Think dungeons and dragons but with a twist — the entire community takes part in world building instead of a single game master. Artists and designers create characters, writers and storytellers determine the narratives, gaming aficionados come up with statistics, and everybody else implements whatever they can dream up in this decentralised Web 3.0 fantasy universe.
At the end of the day, community-driven projects do not exist risk-free. Community members can hop over to another Loot variation, interest could take a downturn, and the value of these tokens can plummet.
Again, Loot NFTs are worthless without a strong community backing it, and community is what creates and drives value for NFT projects of this nature.
But this project has definitely unveiled a world of possibilities with community-owned NFT projects.

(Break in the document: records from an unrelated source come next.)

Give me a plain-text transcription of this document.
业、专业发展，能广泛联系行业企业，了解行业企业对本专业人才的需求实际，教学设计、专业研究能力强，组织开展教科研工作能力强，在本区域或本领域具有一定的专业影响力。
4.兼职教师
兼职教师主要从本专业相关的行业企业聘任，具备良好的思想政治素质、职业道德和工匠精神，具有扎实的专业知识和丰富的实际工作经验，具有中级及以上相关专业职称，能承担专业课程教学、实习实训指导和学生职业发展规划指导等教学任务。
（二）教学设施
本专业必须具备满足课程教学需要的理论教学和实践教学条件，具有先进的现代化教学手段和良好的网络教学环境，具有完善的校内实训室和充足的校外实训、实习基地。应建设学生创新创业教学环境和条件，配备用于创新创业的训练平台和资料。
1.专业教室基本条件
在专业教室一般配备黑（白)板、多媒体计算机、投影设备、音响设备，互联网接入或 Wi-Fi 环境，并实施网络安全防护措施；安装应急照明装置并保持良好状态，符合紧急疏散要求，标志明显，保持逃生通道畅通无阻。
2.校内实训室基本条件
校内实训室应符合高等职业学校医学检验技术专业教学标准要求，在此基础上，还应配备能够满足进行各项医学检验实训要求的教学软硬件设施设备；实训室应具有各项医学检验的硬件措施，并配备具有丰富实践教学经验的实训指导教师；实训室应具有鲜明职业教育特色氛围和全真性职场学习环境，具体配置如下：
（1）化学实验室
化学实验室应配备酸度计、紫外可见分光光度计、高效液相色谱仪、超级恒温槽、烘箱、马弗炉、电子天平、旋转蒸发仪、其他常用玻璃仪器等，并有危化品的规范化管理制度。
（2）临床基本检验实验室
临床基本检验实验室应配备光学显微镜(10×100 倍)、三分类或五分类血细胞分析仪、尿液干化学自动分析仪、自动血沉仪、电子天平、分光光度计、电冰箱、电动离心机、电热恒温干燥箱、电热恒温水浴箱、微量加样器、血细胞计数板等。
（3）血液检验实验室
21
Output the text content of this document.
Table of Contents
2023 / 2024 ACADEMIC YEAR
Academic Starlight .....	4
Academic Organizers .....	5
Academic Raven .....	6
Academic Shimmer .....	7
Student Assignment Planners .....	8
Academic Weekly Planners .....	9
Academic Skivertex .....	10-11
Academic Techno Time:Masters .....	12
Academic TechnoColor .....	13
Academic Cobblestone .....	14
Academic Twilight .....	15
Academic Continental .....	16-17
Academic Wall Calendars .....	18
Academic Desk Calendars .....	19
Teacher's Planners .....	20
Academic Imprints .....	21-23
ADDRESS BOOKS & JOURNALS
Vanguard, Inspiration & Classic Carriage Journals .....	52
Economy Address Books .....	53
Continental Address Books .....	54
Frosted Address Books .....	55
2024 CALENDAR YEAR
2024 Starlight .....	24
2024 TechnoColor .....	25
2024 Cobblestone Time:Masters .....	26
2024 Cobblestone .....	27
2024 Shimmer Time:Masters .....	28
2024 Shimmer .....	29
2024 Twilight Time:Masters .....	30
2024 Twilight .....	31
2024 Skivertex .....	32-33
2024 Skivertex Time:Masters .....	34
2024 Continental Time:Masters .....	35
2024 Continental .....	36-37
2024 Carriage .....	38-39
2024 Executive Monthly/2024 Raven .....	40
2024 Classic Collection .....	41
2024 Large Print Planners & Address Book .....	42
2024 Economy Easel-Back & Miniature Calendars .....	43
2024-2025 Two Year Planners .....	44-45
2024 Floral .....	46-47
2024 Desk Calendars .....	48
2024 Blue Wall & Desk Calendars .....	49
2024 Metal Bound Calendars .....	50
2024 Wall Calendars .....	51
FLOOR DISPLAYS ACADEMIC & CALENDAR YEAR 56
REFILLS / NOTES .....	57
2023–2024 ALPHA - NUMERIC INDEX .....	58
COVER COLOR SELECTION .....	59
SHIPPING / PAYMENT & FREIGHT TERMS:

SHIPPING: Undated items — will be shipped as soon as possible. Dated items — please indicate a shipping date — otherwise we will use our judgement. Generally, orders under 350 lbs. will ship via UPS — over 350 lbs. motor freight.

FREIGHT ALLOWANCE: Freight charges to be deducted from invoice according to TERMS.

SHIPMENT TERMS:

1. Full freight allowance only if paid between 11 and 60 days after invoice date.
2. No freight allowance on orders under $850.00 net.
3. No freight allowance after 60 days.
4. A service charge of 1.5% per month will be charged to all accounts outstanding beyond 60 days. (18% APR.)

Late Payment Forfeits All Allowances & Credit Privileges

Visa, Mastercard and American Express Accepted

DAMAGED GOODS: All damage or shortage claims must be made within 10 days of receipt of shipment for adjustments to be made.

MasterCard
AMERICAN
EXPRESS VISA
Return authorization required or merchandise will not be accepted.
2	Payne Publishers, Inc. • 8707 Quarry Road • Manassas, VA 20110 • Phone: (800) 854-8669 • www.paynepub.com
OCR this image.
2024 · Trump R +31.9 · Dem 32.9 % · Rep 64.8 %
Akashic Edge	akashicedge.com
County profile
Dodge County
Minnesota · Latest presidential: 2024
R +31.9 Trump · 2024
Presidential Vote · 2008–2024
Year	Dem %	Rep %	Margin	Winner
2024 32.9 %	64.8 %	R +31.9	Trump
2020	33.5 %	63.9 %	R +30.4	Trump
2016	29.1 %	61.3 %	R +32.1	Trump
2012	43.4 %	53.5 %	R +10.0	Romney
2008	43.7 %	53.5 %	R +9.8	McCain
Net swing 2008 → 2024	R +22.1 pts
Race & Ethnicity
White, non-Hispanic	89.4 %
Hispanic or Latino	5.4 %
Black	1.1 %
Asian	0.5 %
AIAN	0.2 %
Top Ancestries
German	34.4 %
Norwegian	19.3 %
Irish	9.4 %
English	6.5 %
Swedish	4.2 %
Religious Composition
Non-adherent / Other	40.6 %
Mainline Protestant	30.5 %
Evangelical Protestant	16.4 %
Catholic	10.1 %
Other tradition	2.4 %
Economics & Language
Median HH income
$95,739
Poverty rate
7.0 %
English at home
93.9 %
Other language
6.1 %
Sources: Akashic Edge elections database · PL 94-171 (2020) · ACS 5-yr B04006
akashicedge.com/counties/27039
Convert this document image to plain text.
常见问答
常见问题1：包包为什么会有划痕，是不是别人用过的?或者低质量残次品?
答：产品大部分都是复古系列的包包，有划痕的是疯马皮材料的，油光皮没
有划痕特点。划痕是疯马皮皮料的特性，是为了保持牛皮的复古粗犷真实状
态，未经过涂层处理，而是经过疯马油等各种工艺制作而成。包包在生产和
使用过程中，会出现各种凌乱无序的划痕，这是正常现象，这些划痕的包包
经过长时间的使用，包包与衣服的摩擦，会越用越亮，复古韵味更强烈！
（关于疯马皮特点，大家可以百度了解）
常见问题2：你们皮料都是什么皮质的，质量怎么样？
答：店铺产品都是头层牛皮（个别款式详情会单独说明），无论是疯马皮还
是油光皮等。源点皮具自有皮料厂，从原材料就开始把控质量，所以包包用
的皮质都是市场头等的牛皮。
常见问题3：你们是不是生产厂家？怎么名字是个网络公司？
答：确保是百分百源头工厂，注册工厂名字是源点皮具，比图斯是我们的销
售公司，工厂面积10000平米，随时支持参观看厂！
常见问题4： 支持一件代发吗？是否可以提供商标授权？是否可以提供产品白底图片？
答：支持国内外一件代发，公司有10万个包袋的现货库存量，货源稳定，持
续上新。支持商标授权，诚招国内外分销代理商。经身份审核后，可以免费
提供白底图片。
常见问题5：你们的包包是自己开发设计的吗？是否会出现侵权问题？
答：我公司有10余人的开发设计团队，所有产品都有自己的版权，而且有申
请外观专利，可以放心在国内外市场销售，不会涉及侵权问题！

In the next article, we move on the Fourth Wave! Stay tuned because we’re only getting started!
THIS IS NOT FINANCIAL ADVICE
Cryptocurrencies like NFTs are nascent and in very early-stage startups. They are heavily subjected to speculation on the secondary markets and should never be treated as a form of investment.
Our write-up is a humble attempt to show the technological advancements and innovation that the blockchain technology possesses.
Readers are advised to engage their own financial advisors and do their own due diligence before making their first purchase.
All information expressed here are in the views of the writer based on the date of article.